The attack by the United States against Venezuela and the dramatic capture of its President Nicolas Maduro took the world by storm early Saturday morning. From China to Iran to South Africa, countries around the world expressed concern over the latest strikes, while the media house flooded its newspapers and websites with analysis and exclusive details of US operations in Venezuela. This is how the global media reacted:
United States
An editorial in The New York Times declared that “Trump’s attack on Venezuela is illegal and unwise.” The editorial board’s opinion also called Maduro an “undemocratic and repressive” leader who has “destabilized the Western Hemisphere in recent years.”
The headline of The New York Times early Sunday (IST) read: “Inside the US mission to capture Maduro”. The report called the US operation in Venezuela “tactically precise”. The report claimed, “This was a highly dangerous mission.”
The report went on to say that Trump “justified what was dubbed Operation Absolute Resolve as a crackdown on drug trafficking.”
New York Times
Meanwhile, an analysis in the Washington Post read: “Toppling Maduro will likely be the easiest part for Trump”. Another analytical piece was headlines like: “US capture of Maduro may be illegal; likely won’t matter in court”.
The Washington Post also reported that the US strikes in Venezuela appeared to be a “tactically successful military operation”.
At the same time, CNN claimed that the mission so far appears to be “limited to removing Maduro.”
China
China’s state-run Global Times reported one of its best-placed stories as: “US strikes on Venezuela spark concern in domestic and foreign media as protests erupt across country”. This included the media
While the Chinese government condemned the US strikes, local state media CGTN also carried a skeptical tone in its news selection.

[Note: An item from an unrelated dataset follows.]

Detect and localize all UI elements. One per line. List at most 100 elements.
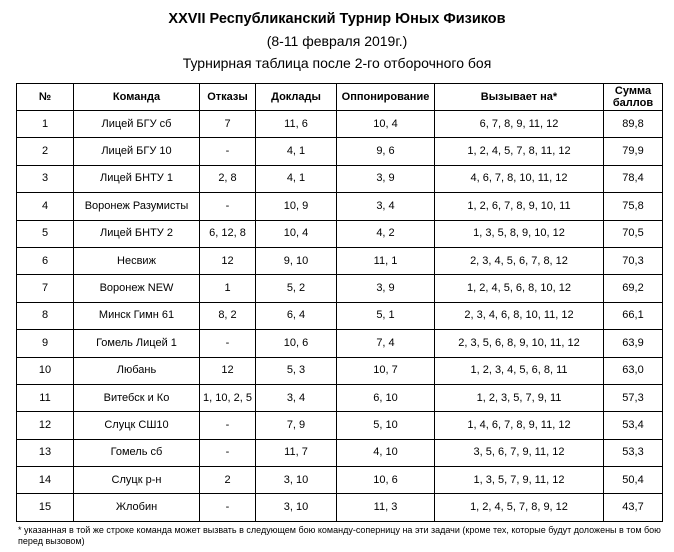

Very few or none of his headlines reflected the American perspective. Rather, most of them concerned leaders criticizing the actions of US President Trump.
Chinese media CGTN
Some of those headlines read: “Democrats accuse Trump of lying to Congress about Venezuela targets”; “Protests call for end to US military action in Latin America”; “Protest outside the White House against US military action in Venezuela”; “The UN Security Council will hold an extraordinary session on Venezuela on Monday”
United Kingdom
A report in Britain’s Guardian called the “Putinization” of US foreign policy has arrived in Venezuela. The author of the analytical report believed that Trump “is no longer bending the rules – he is breaking them with consequences far beyond the borders of Caracas.”
In another report, it said the US bombing of Venezuela and the capture of its president Nicolás Maduro follows a long history of interventions in South and Central America and the Caribbean over the past two centuries. “But they also mark an unprecedented moment as the first direct US military attack on a South American country,” it said.
Middle East
AI Jazeera headlined the US operation as an “Act of War”, citing experts who rejected Trump’s justification for the attack in Venezuela. The report quoted an expert as saying, “It was an act of war against Venezuela, and we didn’t have the kind of self-defense justification that would normally justify bypassing Congress.”